In order to find the minor of an element of a determinant, we need to delete the row and column passing through the element aij , thus obtained is called the minor of aij and is usually denoted by Mij .

The co-factor of an element aij is given by (-1)i + j ⋅ Mij, where Mij is the minor of element aij and it is denoted by Cij.

Thus \({C_{ij}} = \;\left\{ {\begin{array}{*{20}{c}} {{M_{ij}},\;when\;i + j\;is\;even}\\ { - \;{M_{ij}},\;when\;i + j\;is\;odd} \end{array}} \right.\)

CALCULATION:

Given: \(A = \left[ {\begin{array}{*{20}{c}} { - 1}&2&3\\ { - 2}&3&5\\ 4&{ - 2}&1 \end{array}} \right]\)

Here, we have to find the cofactor matrix for the given matrix A

As we know that, the cofactor of an element aij is given by: \({C_{ij}} = \;\left\{ {\begin{array}{*{20}{c}} {{M_{ij}},\;when\;i + j\;is\;even}\\ { - \;{M_{ij}},\;when\;i + j\;is\;odd} \end{array}} \right.\)

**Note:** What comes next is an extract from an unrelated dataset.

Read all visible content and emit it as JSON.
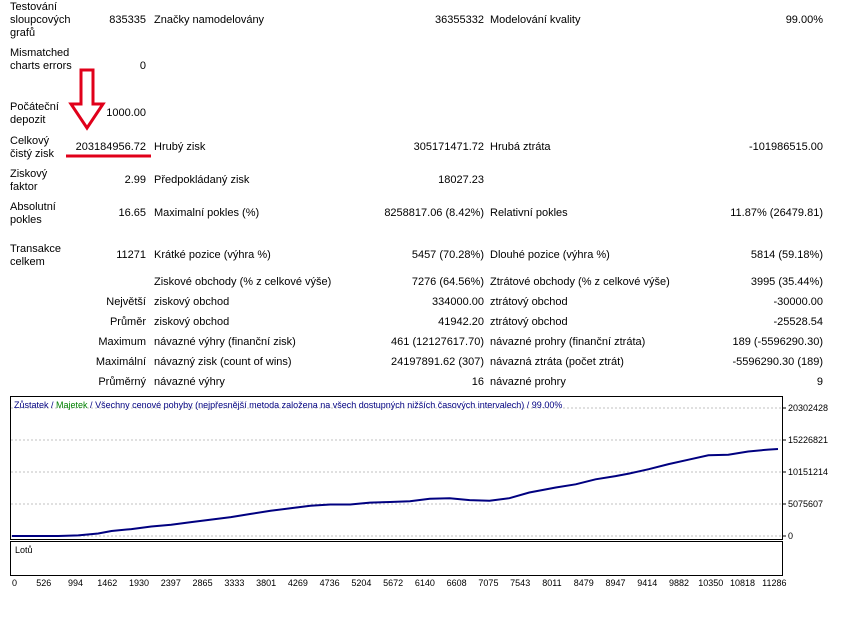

⇒ \({C_{11}} = {\left( { - 1} \right)^2} \times \left| {\begin{array}{*{20}{c}} 3&5\\ { - 2}&1 \end{array}} \right| = 13\)

⇒ \({C_{12}} = {\left( { - 1} \right)^3} \times \left| {\begin{array}{*{20}{c}} { - 2}&5\\ 4&1 \end{array}} \right| = \;22\)

⇒ \({C_{13}} = {\left( { - 1} \right)^4} \times \left| {\begin{array}{*{20}{c}} { - 2}&3\\ 4&{ - 2} \end{array}} \right| = \; - 8\)

Similarly, we can say that C₂₁ = - 8, C₂₂ = - 13 and C₂₃ = 6

Similarly, we can also say that, C₃₁ = 1, C₃₂ = - 1 and C₃₃ = 1

So, the required cofactor matrix is \(\left[ {\begin{array}{*{20}{c}} {13}&{22}&{ - 8}\\ { - 8}&{ - 13}&6\\ 1&{ - 1}&1 \end{array}} \right]\)

Hence, option B is the correct answer.